Già, perché intanto ce ne andiamo altrove. Nell’Europa che ci rovina pensando più agli scambi di merci che di persone, ma intanto ci ha scambiati come figurine di paese in paese, per i 3, 6, 9 mesi che, se non ci hanno cambiato la vita, non ci hanno lasciati mai uguali a prima: l’Erasmus. O l’Interrail, se è per questo. O qualsiasi viaggio ci sia stato reso disponibile dal crollo dei prezzi degli aerei dopo un terribile 11 settembre, che in un mondo globalizzato diventa un 9/11, in inglese americano. Così cominciamo a parlare “mericano” pure noi, e non come Alberto Sordi.

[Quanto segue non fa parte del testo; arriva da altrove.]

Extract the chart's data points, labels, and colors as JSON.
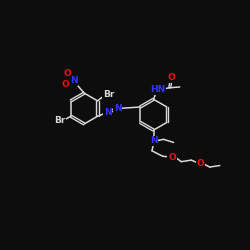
{
  "background_color": "#0d0d0d",
  "bond_color": "#d8d8d8",
  "atom_colors": {
    "N": "#3333ff",
    "O": "#ee1111",
    "Br": "#d8d8d8",
    "C": "#d8d8d8"
  },
  "font_size": 6.5
}
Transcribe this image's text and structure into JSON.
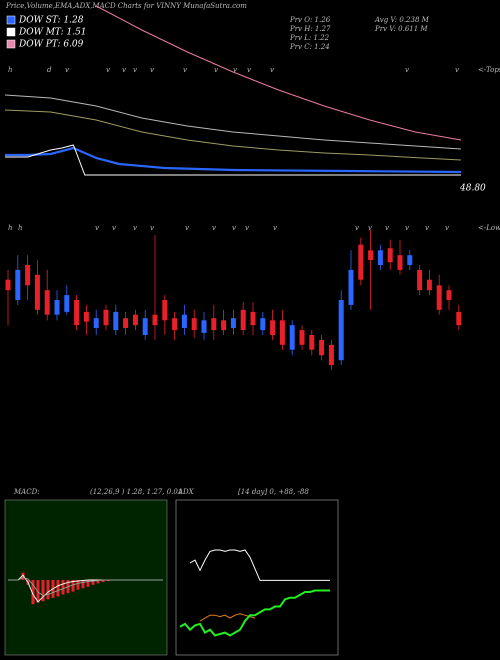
{
  "title": "Price,Volume,EMA,ADX,MACD Charts for VINNY MunafaSutra.com",
  "chart_data": [
    {
      "type": "line",
      "legend": [
        {
          "label": "DOW ST: 1.28",
          "color": "#2a66ff"
        },
        {
          "label": "DOW MT: 1.51",
          "color": "#ffffff"
        },
        {
          "label": "DOW PT: 6.09",
          "color": "#e88ab0"
        }
      ],
      "stats": [
        "Prv  O: 1.26",
        "Prv  H: 1.27",
        "Prv  L: 1.22",
        "Prv  C: 1.24",
        "Avg V: 0.238  M",
        "Prv  V: 0.611 M"
      ],
      "price_label": "48.80",
      "markers": [
        "h",
        "d",
        "v",
        "v",
        "v",
        "v",
        "v",
        "v",
        "v",
        "v",
        "v",
        "v",
        "v",
        "v",
        "<-Tops"
      ],
      "xlim": [
        0,
        40
      ],
      "ylim": [
        0,
        10
      ],
      "series": [
        {
          "color": "#e87ca8",
          "x": [
            8,
            12,
            16,
            20,
            24,
            28,
            32,
            36,
            40
          ],
          "values": [
            10.2,
            9.0,
            7.9,
            6.9,
            6.0,
            5.2,
            4.5,
            3.9,
            3.5
          ]
        },
        {
          "color": "#b8b8b8",
          "x": [
            0,
            4,
            8,
            12,
            16,
            20,
            24,
            28,
            32,
            36,
            40
          ],
          "values": [
            5.75,
            5.6,
            5.2,
            4.6,
            4.2,
            3.9,
            3.7,
            3.5,
            3.35,
            3.2,
            3.05
          ]
        },
        {
          "color": "#a09a60",
          "x": [
            0,
            4,
            8,
            12,
            16,
            20,
            24,
            28,
            32,
            36,
            40
          ],
          "values": [
            5.0,
            4.9,
            4.5,
            3.9,
            3.5,
            3.2,
            3.0,
            2.85,
            2.75,
            2.62,
            2.5
          ]
        },
        {
          "color": "#2a66ff",
          "x": [
            0,
            2,
            4,
            6,
            8,
            10,
            14,
            20,
            30,
            40
          ],
          "values": [
            2.75,
            2.75,
            2.8,
            3.1,
            2.6,
            2.3,
            2.1,
            2.0,
            1.95,
            1.9
          ]
        },
        {
          "color": "#ffffff",
          "x": [
            0,
            2,
            4,
            5,
            6,
            7,
            10,
            20,
            30,
            40
          ],
          "values": [
            2.65,
            2.65,
            3.0,
            3.1,
            3.25,
            1.75,
            1.75,
            1.75,
            1.75,
            1.75
          ]
        }
      ]
    },
    {
      "type": "candlestick",
      "markers": [
        "h",
        "h",
        "v",
        "v",
        "v",
        "v",
        "v",
        "v",
        "v",
        "v",
        "v",
        "v",
        "v",
        "v",
        "v",
        "v",
        "v",
        "<-Lows"
      ],
      "ylim": [
        0,
        20
      ],
      "up_color": "#2a66ff",
      "down_color": "#e8202a",
      "open": [
        12.9,
        10.0,
        15.0,
        13.6,
        11.4,
        7.9,
        8.3,
        10.0,
        8.3,
        6.0,
        8.6,
        5.7,
        7.4,
        7.9,
        5.0,
        7.9,
        10.0,
        7.4,
        6.0,
        7.4,
        5.3,
        7.4,
        7.1,
        6.0,
        8.6,
        8.3,
        5.7,
        7.1,
        7.1,
        2.9,
        5.7,
        5.0,
        4.3,
        3.6,
        1.4,
        9.3,
        17.9,
        17.1,
        15.0,
        17.4,
        16.4,
        15.0,
        14.3,
        12.9,
        12.1,
        11.4,
        8.3
      ],
      "high": [
        14.3,
        16.4,
        16.4,
        15.7,
        14.3,
        11.4,
        12.1,
        10.7,
        9.3,
        8.6,
        9.3,
        9.3,
        8.3,
        8.6,
        8.6,
        19.3,
        10.7,
        8.3,
        9.3,
        8.6,
        8.3,
        9.3,
        8.6,
        8.6,
        9.7,
        9.7,
        8.3,
        8.6,
        8.6,
        7.1,
        6.4,
        5.7,
        5.0,
        4.3,
        11.4,
        17.1,
        18.9,
        20.0,
        17.9,
        18.6,
        18.6,
        17.1,
        15.0,
        14.3,
        13.6,
        12.1,
        9.3
      ],
      "low": [
        6.4,
        9.3,
        10.0,
        7.9,
        7.1,
        7.1,
        7.9,
        5.7,
        5.0,
        5.0,
        5.7,
        5.0,
        5.0,
        5.7,
        4.3,
        4.3,
        5.0,
        4.3,
        5.0,
        4.6,
        4.3,
        4.3,
        5.0,
        5.0,
        5.0,
        5.0,
        5.0,
        4.3,
        2.9,
        2.1,
        2.9,
        2.1,
        1.4,
        0.0,
        0.7,
        8.6,
        12.1,
        8.6,
        14.3,
        14.3,
        13.6,
        14.3,
        10.7,
        10.7,
        7.9,
        8.6,
        5.7
      ],
      "close": [
        11.4,
        14.3,
        12.1,
        8.6,
        7.9,
        10.0,
        10.7,
        6.4,
        6.9,
        7.4,
        6.4,
        8.3,
        6.0,
        6.4,
        7.4,
        6.4,
        7.1,
        5.7,
        7.9,
        5.7,
        7.1,
        5.7,
        5.7,
        7.4,
        5.7,
        6.4,
        7.4,
        5.0,
        3.6,
        6.4,
        3.6,
        2.9,
        2.1,
        0.7,
        10.0,
        14.3,
        12.9,
        15.7,
        17.1,
        15.4,
        14.3,
        16.4,
        11.4,
        11.4,
        8.6,
        10.0,
        6.4
      ]
    },
    {
      "type": "macd",
      "title": "MACD:",
      "subtitle": "(12,26,9 ) 1.28, 1.27, 0.01",
      "ylim": [
        -1.5,
        1.5
      ],
      "hist_color": "#e8202a",
      "histogram": [
        0,
        0,
        0,
        0.15,
        -0.1,
        -0.5,
        -0.47,
        -0.44,
        -0.4,
        -0.37,
        -0.34,
        -0.3,
        -0.27,
        -0.24,
        -0.2,
        -0.17,
        -0.14,
        -0.1,
        -0.07,
        -0.04,
        -0.02,
        0,
        0,
        0,
        0,
        0,
        0,
        0,
        0,
        0,
        0,
        0
      ],
      "series": [
        {
          "color": "#ffffff",
          "values": [
            0,
            0,
            0,
            0.1,
            -0.05,
            -0.3,
            -0.45,
            -0.35,
            -0.25,
            -0.18,
            -0.12,
            -0.08,
            -0.05,
            -0.03,
            -0.02,
            -0.01,
            0,
            0,
            0,
            0,
            0,
            0,
            0,
            0,
            0,
            0,
            0,
            0,
            0,
            0,
            0,
            0
          ]
        },
        {
          "color": "#9aa09a",
          "values": [
            0,
            0,
            0,
            0.05,
            0.02,
            -0.1,
            -0.25,
            -0.32,
            -0.3,
            -0.26,
            -0.22,
            -0.18,
            -0.14,
            -0.1,
            -0.07,
            -0.05,
            -0.03,
            -0.02,
            -0.01,
            0,
            0,
            0,
            0,
            0,
            0,
            0,
            0,
            0,
            0,
            0,
            0,
            0
          ]
        }
      ]
    },
    {
      "type": "line",
      "title": "ADX",
      "subtitle": "[14 day] 0, +88, -88",
      "ylim": [
        0,
        100
      ],
      "xlim": [
        0,
        30
      ],
      "x": [
        0,
        1,
        2,
        3,
        4,
        5,
        6,
        7,
        8,
        9,
        10,
        11,
        12,
        13,
        14,
        15,
        16,
        17,
        18,
        19,
        20,
        21,
        22,
        23,
        24,
        25,
        26,
        27,
        28,
        29,
        30
      ],
      "series": [
        {
          "color": "#ffffff",
          "values": [
            null,
            null,
            60,
            62,
            55,
            62,
            68,
            69,
            69,
            68,
            69,
            69,
            68,
            69,
            64,
            56,
            48,
            48,
            48,
            48,
            48,
            48,
            48,
            48,
            48,
            48,
            48,
            48,
            48,
            48,
            48
          ]
        },
        {
          "color": "#e08020",
          "values": [
            null,
            null,
            null,
            null,
            20,
            22,
            24,
            24,
            23,
            24,
            22,
            24,
            25,
            24,
            23,
            22,
            null,
            null,
            null,
            null,
            null,
            null,
            null,
            null,
            null,
            null,
            null,
            null,
            null,
            null,
            null
          ]
        },
        {
          "color": "#22ee22",
          "values": [
            16,
            18,
            14,
            17,
            18,
            12,
            14,
            10,
            11,
            12,
            10,
            12,
            14,
            20,
            24,
            24,
            26,
            28,
            28,
            30,
            30,
            35,
            36,
            36,
            38,
            40,
            40,
            41,
            41,
            41,
            41
          ]
        }
      ]
    }
  ]
}
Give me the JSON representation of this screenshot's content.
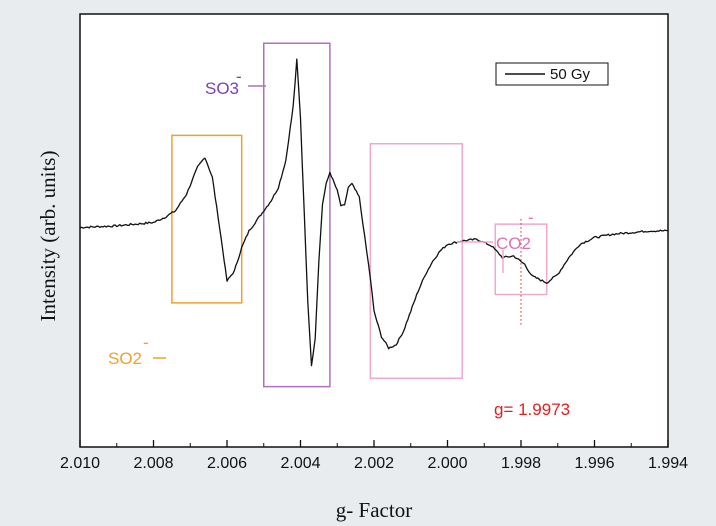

Non mi sento sconfitta perché ho scoperto cosa significasse manifestare con migliaia di nonne coi nipotini in carrozzina, e adolescenti di ogni origine, insieme a quegli indignados che, per un’Italia sempre diffidente, erano solo “manovrados”, o addirittura la versione spagnola dei 5 Stelle. E ovviamente, secondo chi non c’era, non sarebbero serviti a niente. Anche Podemos, la Pah (qui la gente quando la sfratti si organizza, non se la prende coi migranti), l’assemblearismo che ha generato queste e altre realtà ancora più a sinistra, non servirebbero a niente. Credeteci.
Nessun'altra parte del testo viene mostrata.